Once in Kanchi, a relative of his, who had been on Yatra, came to me and after talking to him returned to me and took me to task. He expressed wonder how I could be so cold without the least reciprocity to­wards one, nearing the 100th year, who regarded me as his sole spiritual refuge high above any God. My natural superficiality did not react even to this admonition.

Once we have been to Tirupati. The aged Swami was then in our camp. I went up the hill to worship Balaji. Just as I was returning from the temple after Balaji Darshan the aged Sannyasi who had managed to arrive at the top of the hill confronted us. The temple authorities, in defer­ence to his old age, Ashrama and connection with our Mutt, offered to arrange for his Darshan of Balaji. He fell at my feet and exclaimed “This is Balaji. Pardon me, I ca not accept your offer”. He returned without Balaji’s Darshan.

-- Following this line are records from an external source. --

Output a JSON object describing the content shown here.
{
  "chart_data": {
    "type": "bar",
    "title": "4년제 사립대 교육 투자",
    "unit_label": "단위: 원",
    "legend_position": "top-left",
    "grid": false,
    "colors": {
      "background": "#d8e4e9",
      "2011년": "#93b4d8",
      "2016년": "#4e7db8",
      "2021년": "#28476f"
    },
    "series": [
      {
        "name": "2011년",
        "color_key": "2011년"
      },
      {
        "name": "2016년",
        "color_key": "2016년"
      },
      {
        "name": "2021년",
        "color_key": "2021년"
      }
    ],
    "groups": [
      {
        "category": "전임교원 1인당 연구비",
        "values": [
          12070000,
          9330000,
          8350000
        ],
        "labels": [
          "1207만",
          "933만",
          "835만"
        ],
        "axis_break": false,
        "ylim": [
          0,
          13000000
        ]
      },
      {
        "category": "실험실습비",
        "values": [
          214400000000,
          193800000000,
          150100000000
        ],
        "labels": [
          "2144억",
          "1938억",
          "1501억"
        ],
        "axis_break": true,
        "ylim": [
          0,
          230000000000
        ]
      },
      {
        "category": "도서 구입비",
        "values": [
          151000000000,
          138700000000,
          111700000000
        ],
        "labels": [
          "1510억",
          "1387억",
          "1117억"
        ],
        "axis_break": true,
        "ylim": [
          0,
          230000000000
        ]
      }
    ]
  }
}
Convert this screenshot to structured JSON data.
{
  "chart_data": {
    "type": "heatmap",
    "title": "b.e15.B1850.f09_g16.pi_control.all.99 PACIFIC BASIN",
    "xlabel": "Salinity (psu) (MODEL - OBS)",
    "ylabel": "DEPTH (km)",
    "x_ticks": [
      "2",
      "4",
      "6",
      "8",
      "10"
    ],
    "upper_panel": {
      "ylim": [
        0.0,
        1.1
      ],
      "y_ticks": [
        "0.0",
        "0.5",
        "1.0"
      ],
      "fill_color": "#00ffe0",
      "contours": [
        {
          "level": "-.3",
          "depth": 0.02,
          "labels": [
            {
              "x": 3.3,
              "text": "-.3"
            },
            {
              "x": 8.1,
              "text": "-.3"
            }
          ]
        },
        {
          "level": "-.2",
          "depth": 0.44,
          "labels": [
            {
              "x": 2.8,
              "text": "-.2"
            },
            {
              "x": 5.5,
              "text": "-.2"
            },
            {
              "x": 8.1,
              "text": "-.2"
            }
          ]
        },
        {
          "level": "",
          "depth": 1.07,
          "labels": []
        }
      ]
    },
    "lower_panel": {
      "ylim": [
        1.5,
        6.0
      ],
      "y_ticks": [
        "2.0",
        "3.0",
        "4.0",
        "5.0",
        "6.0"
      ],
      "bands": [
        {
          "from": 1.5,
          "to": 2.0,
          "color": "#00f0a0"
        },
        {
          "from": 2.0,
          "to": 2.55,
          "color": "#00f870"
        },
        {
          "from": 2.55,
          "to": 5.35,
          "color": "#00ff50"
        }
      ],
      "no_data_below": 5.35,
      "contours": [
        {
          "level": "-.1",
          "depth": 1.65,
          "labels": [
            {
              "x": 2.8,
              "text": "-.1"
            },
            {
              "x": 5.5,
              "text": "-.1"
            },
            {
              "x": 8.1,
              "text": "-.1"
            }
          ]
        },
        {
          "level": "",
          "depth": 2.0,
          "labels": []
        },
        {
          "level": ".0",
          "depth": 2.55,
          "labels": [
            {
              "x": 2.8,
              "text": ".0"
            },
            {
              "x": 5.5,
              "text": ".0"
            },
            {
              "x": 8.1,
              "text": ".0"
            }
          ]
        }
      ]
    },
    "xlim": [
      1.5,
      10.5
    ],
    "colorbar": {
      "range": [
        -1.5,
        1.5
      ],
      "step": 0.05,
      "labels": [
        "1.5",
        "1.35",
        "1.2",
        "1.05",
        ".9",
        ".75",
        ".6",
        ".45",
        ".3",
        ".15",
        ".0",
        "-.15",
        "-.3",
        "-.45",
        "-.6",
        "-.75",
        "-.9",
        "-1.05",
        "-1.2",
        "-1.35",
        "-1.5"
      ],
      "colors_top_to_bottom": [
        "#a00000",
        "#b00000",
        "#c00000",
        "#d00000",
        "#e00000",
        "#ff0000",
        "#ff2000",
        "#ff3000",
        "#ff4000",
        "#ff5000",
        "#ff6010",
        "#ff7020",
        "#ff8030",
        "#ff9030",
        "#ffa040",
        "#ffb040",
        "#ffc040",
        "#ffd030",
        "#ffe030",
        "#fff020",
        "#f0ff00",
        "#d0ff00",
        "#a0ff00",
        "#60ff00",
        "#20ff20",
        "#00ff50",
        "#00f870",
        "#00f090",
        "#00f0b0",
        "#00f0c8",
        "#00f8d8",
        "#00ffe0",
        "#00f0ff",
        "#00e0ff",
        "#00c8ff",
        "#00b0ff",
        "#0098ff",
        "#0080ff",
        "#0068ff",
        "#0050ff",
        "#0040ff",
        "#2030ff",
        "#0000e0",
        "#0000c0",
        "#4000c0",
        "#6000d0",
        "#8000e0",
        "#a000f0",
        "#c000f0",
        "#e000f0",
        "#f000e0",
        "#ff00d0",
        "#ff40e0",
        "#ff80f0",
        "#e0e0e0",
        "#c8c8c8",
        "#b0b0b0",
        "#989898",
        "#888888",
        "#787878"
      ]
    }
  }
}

I came into contact with two other persons, both of them quite in contrast with this old man. They were not acquainted with each other and were removed by 30 years of time; but they thought and acted on the same lines.

They were full of ecstasy in the adoration of my feet, absorbed in thoughts of me all day and night, which, they told me, gave them im­measurable strength to bear any ca­lamity or temptation verylightly. But when they came to know of my shortcomings and natural unsteadi­ness, not only did they discontinue their worship of my feet but also did their best to prevent anyone from gaining access to my feet as they thought that adoration of my feet by devotees contributed in a degree to my limitation.

They too renounced all other responsibilities of their life and re­solved to spend the rest of their life in either entreating and imploring me or being engaged in austerities and prayers for my correction.

Life has taught me only this: “God has created some souls to live for others only.”




“Feeding the hungry and quenching the thirst of the thirsty have been regarded as great charitable acts by our law-givers. Digging a tank is a great source of help for all living beings, not only for man.

Thinking that all living beings are forms of God, let us help other beings with God-given hands and legs, considering it as an offering to God”.

Sri Chandrasekharendra Saraswathi

‘All of you are part of me. What I must pray to God is to bless me to develop my own internal strength. When I achieve that, you will reform your­self automatically. So when I pray for myself, I pray for you all.